Résultats/discussions |
Nous avons recensé 28 cas d’EPF aux AINS. L’âge moyen des patients était de 48,96±16 ans. Le sexe-ratio H/F=0,65. Au total, 71,4 % des patients avaient un antécédent de poussées antérieures d’EPF. Le délai d’apparition des lésions après la prise médicamenteuse était de 32heures (extrêmes : 1h–6jours). Il s’agissait d’une automédication chez 46,4 % des patients. La forme commune d’l’EPF présentait 57,1 % des cas et les lésions bulleuses étaient présentes dans 42,8 % des cas. L’atteinte muqueuse était présente dans 7 cas. Les oxicams étaient les AINS les plus incriminés (53,6 %) suivis par les fénamates (35,7 %). Les patch tests réalisés chez 23 patients (82,1 %) sont revenus positifs chez 11 patients (47,8 %). La recherche de réactivité croisée entre les AINS moyennant des PT auprès 8 patients était positive dans 6 cas. L’imputabilité des AINS selon l’algorithme de Naranjo était certaine dans 57,2 % des cas, et probable dans 42,8 % des cas. L’évolution était favorable à l’arrêt du médicament incriminé dans tous les cas.
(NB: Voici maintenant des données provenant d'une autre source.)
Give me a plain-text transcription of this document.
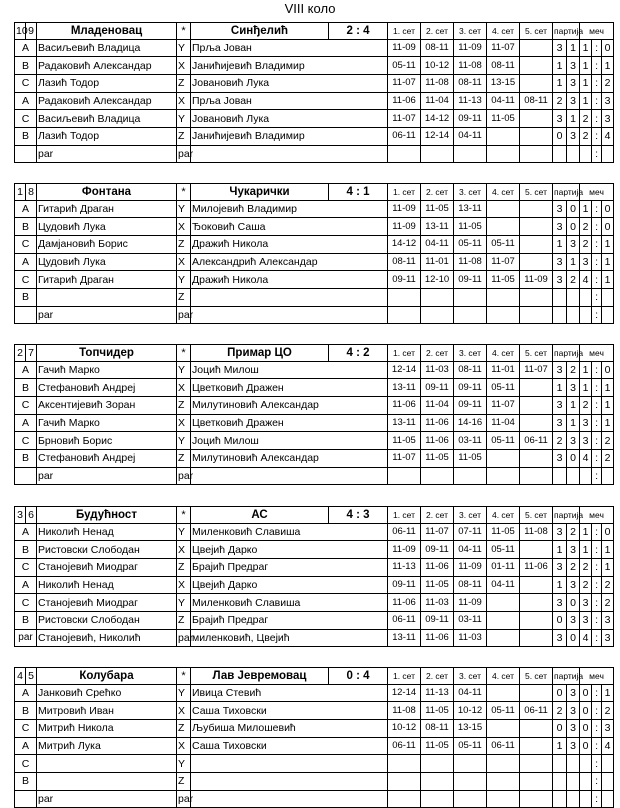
VIII коло
10	9	Младеновац	*	Синђелић	2 : 4	1. сет	2. сет	3. сет	4. сет	5. сет	партија		меч		
A		Васиљевић Владица	Y	Прља Јован		11-09	08-11	11-09	11-07		3	1	1	:	0
B		Радаковић Александар	X	Јанићијевић Владимир		05-11	10-12	11-08	08-11		1	3	1	:	1
C		Лазић Тодор	Z	Јовановић Лука		11-07	11-08	08-11	13-15		1	3	1	:	2
A		Радаковић Александар	X	Прља Јован		11-06	11-04	11-13	04-11	08-11	2	3	1	:	3
C		Васиљевић Владица	Y	Јовановић Лука		11-07	14-12	09-11	11-05		3	1	2	:	3
B		Лазић Тодор	Z	Јанићијевић Владимир		06-11	12-14	04-11			0	3	2	:	4
		par	par											:	
1	8	Фонтана	*	Чукарички	4 : 1	1. сет	2. сет	3. сет	4. сет	5. сет	партија		меч		
A		Гитарић Драган	Y	Милојевић Владимир		11-09	11-05	13-11			3	0	1	:	0
B		Цудовић Лука	X	Ђоковић Саша		11-09	13-11	11-05			3	0	2	:	0
C		Дамјановић Борис	Z	Дражић Никола		14-12	04-11	05-11	05-11		1	3	2	:	1
A		Цудовић Лука	X	Александрић Александар		08-11	11-01	11-08	11-07		3	1	3	:	1
C		Гитарић Драган	Y	Дражић Никола		09-11	12-10	09-11	11-05	11-09	3	2	4	:	1
B			Z											:	
		par	par											:	
2	7	Топчидер	*	Примар ЦО	4 : 2	1. сет	2. сет	3. сет	4. сет	5. сет	партија		меч		
A		Гачић Марко	Y	Јоцић Милош		12-14	11-03	08-11	11-01	11-07	3	2	1	:	0
B		Стефановић Андреј	X	Цветковић Дражен		13-11	09-11	09-11	05-11		1	3	1	:	1
C		Аксентијевић Зоран	Z	Милутиновић Александар		11-06	11-04	09-11	11-07		3	1	2	:	1
A		Гачић Марко	X	Цветковић Дражен		13-11	11-06	14-16	11-04		3	1	3	:	1
C		Брновић Борис	Y	Јоцић Милош		11-05	11-06	03-11	05-11	06-11	2	3	3	:	2
B		Стефановић Андреј	Z	Милутиновић Александар		11-07	11-05	11-05			3	0	4	:	2
		par	par											:	
3	6	Будућност	*	АС	4 : 3	1. сет	2. сет	3. сет	4. сет	5. сет	партија		меч		
A		Николић Ненад	Y	Миленковић Славиша		06-11	11-07	07-11	11-05	11-08	3	2	1	:	0
B		Ристовски Слободан	X	Цвејић Дарко		11-09	09-11	04-11	05-11		1	3	1	:	1
C		Станојевић Миодраг	Z	Брајић Предраг		11-13	11-06	11-09	01-11	11-06	3	2	2	:	1
A		Николић Ненад	X	Цвејић Дарко		09-11	11-05	08-11	04-11		1	3	2	:	2
C		Станојевић Миодраг	Y	Миленковић Славиша		11-06	11-03	11-09			3	0	3	:	2
B		Ристовски Слободан	Z	Брајић Предраг		06-11	09-11	03-11			0	3	3	:	3
par		Станојевић, Николић	par	миленковић, Цвејић		13-11	11-06	11-03			3	0	4	:	3
4	5	Колубара	*	Лав Јевремовац	0 : 4	1. сет	2. сет	3. сет	4. сет	5. сет	партија		меч		
A		Јанковић Срећко	Y	Ивица Стевић		12-14	11-13	04-11			0	3	0	:	1
B		Митровић Иван	X	Саша Тиховски		11-08	11-05	10-12	05-11	06-11	2	3	0	:	2
C		Митрић Никола	Z	Љубиша Милошевић		10-12	08-11	13-15			0	3	0	:	3
A		Митрић Лука	X	Саша Тиховски		06-11	11-05	05-11	06-11		1	3	0	:	4
C			Y											:	
B			Z											:	
		par	par											:	
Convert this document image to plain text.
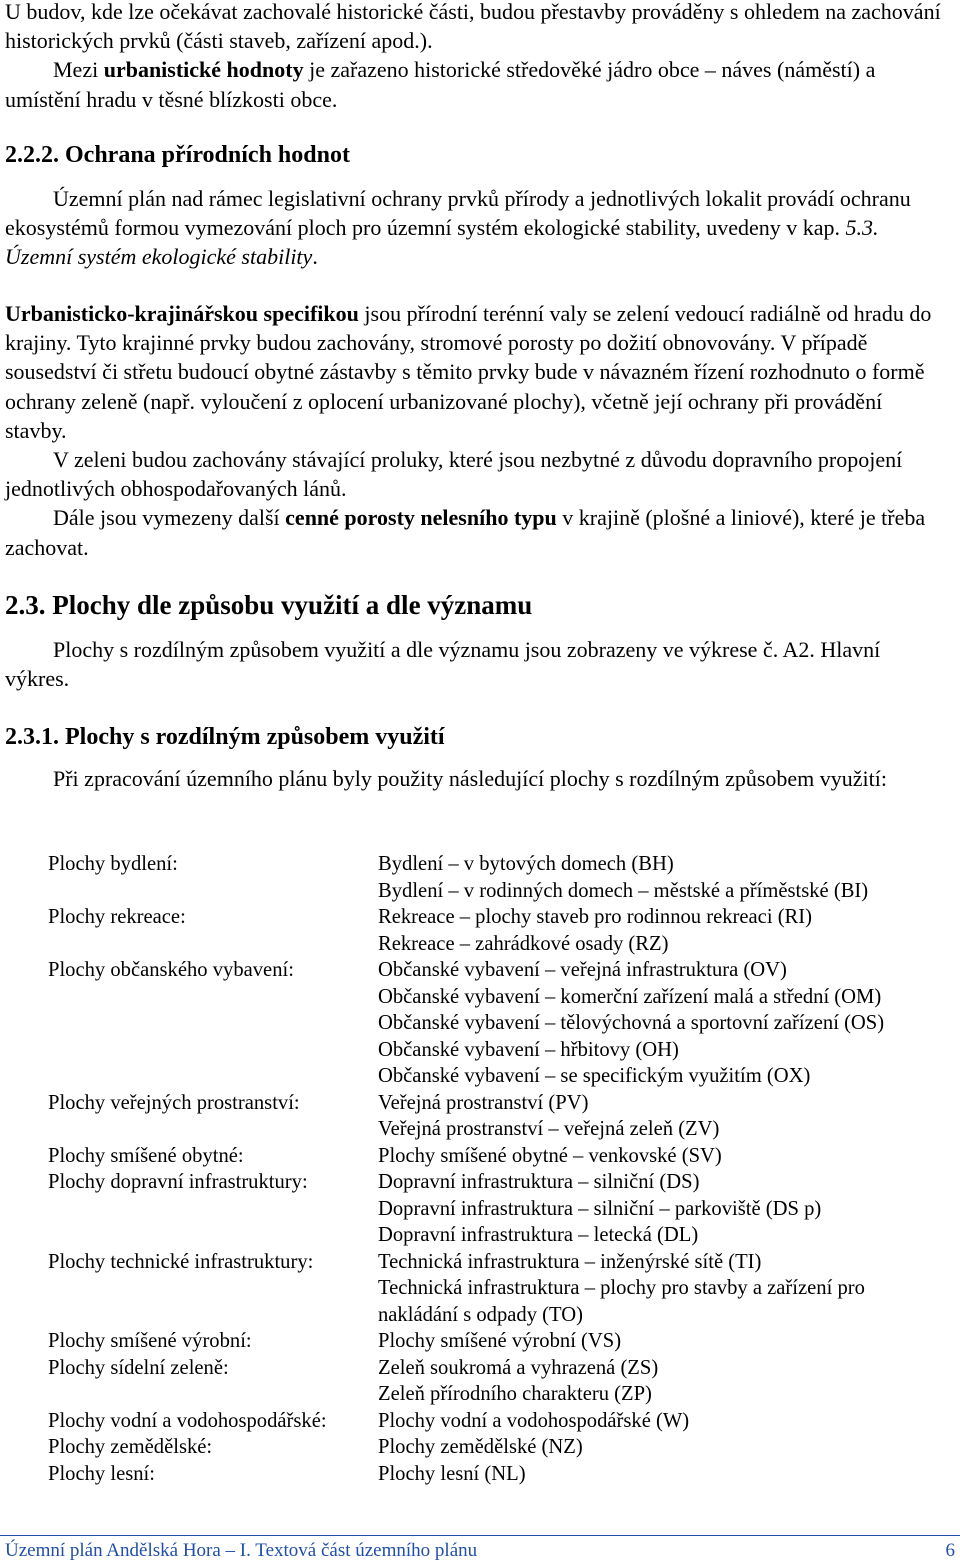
U budov, kde lze očekávat zachovalé historické části, budou přestavby prováděny s ohledem na zachování historických prvků (části staveb, zařízení apod.).
Mezi urbanistické hodnoty je zařazeno historické středověké jádro obce – náves (náměstí) a umístění hradu v těsné blízkosti obce.

2.2.2. Ochrana přírodních hodnot

Územní plán nad rámec legislativní ochrany prvků přírody a jednotlivých lokalit provádí ochranu ekosystémů formou vymezování ploch pro územní systém ekologické stability, uvedeny v kap. 5.3. Územní systém ekologické stability.

Urbanisticko-krajinářskou specifikou jsou přírodní terénní valy se zelení vedoucí radiálně od hradu do krajiny. Tyto krajinné prvky budou zachovány, stromové porosty po dožití obnovovány. V případě sousedství či střetu budoucí obytné zástavby s těmito prvky bude v návazném řízení rozhodnuto o formě ochrany zeleně (např. vyloučení z oplocení urbanizované plochy), včetně její ochrany při provádění stavby.
V zeleni budou zachovány stávající proluky, které jsou nezbytné z důvodu dopravního propojení jednotlivých obhospodařovaných lánů.
Dále jsou vymezeny další cenné porosty nelesního typu v krajině (plošné a liniové), které je třeba zachovat.

2.3. Plochy dle způsobu využití a dle významu

Plochy s rozdílným způsobem využití a dle významu jsou zobrazeny ve výkrese č. A2. Hlavní výkres.

2.3.1. Plochy s rozdílným způsobem využití

Při zpracování územního plánu byly použity následující plochy s rozdílným způsobem využití:

Plochy bydlení:	Bydlení – v bytových domech (BH)
Bydlení – v rodinných domech – městské a příměstské (BI)
Plochy rekreace:	Rekreace – plochy staveb pro rodinnou rekreaci (RI)
Rekreace – zahrádkové osady (RZ)
Plochy občanského vybavení:	Občanské vybavení – veřejná infrastruktura (OV)
Občanské vybavení – komerční zařízení malá a střední (OM)
Občanské vybavení – tělovýchovná a sportovní zařízení (OS)
Občanské vybavení – hřbitovy (OH)
Občanské vybavení – se specifickým využitím (OX)
Plochy veřejných prostranství:	Veřejná prostranství (PV)
Veřejná prostranství – veřejná zeleň (ZV)
Plochy smíšené obytné:	Plochy smíšené obytné – venkovské (SV)
Plochy dopravní infrastruktury:	Dopravní infrastruktura – silniční (DS)
Dopravní infrastruktura – silniční – parkoviště (DS p)
Dopravní infrastruktura – letecká (DL)
Plochy technické infrastruktury:	Technická infrastruktura – inženýrské sítě (TI)
Technická infrastruktura – plochy pro stavby a zařízení pro nakládání s odpady (TO)
Plochy smíšené výrobní:	Plochy smíšené výrobní (VS)
Plochy sídelní zeleně:	Zeleň soukromá a vyhrazená (ZS)
Zeleň přírodního charakteru (ZP)
Plochy vodní a vodohospodářské:	Plochy vodní a vodohospodářské (W)
Plochy zemědělské:	Plochy zemědělské (NZ)
Plochy lesní:	Plochy lesní (NL)
Územní plán Andělská Hora – I. Textová část územního plánu	6
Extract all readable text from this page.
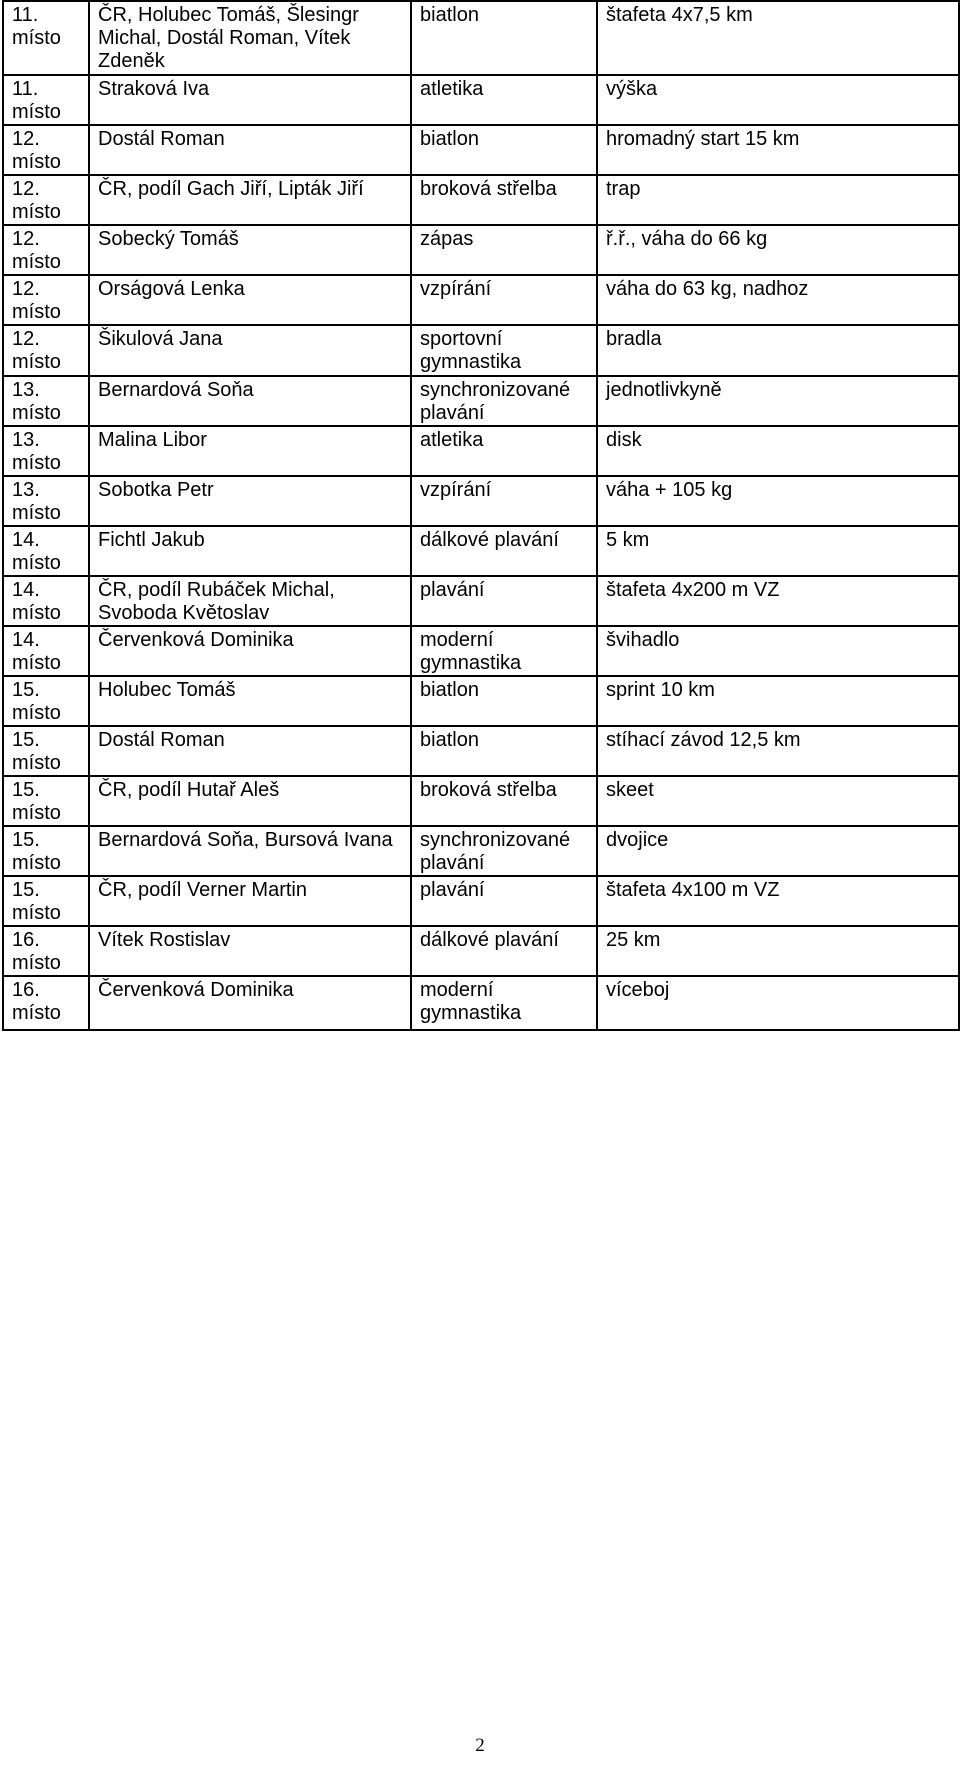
11. místo	ČR, Holubec Tomáš, Šlesingr Michal, Dostál Roman, Vítek Zdeněk	biatlon	štafeta 4x7,5 km
11. místo	Straková Iva	atletika	výška
12. místo	Dostál Roman	biatlon	hromadný start 15 km
12. místo	ČR, podíl Gach Jiří, Lipták Jiří	broková střelba	trap
12. místo	Sobecký Tomáš	zápas	ř.ř., váha do 66 kg
12. místo	Orságová Lenka	vzpírání	váha do 63 kg, nadhoz
12. místo	Šikulová Jana	sportovní gymnastika	bradla
13. místo	Bernardová Soňa	synchronizované plavání	jednotlivkyně
13. místo	Malina Libor	atletika	disk
13. místo	Sobotka Petr	vzpírání	váha + 105 kg
14. místo	Fichtl Jakub	dálkové plavání	5 km
14. místo	ČR, podíl Rubáček Michal, Svoboda Květoslav	plavání	štafeta 4x200 m VZ
14. místo	Červenková Dominika	moderní gymnastika	švihadlo
15. místo	Holubec Tomáš	biatlon	sprint 10 km
15. místo	Dostál Roman	biatlon	stíhací závod 12,5 km
15. místo	ČR, podíl Hutař Aleš	broková střelba	skeet
15. místo	Bernardová Soňa, Bursová Ivana	synchronizované plavání	dvojice
15. místo	ČR, podíl Verner Martin	plavání	štafeta 4x100 m VZ
16. místo	Vítek Rostislav	dálkové plavání	25 km
16. místo	Červenková Dominika	moderní gymnastika	víceboj
2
Vingt-cinq patients (89,3 %) ont gardé des plaques séquellaires à type d’hyperpigmentation.
Conclusion |
L’EPF est une toxidermie bénigne mais la réexposition au médicament causal peut conduire à une généralisation des lésions. L’enquête de pharmacovigilance et les tests cutanés permettent d’identifier le médicament causal afin de prévenir les récidives et les formes sévères.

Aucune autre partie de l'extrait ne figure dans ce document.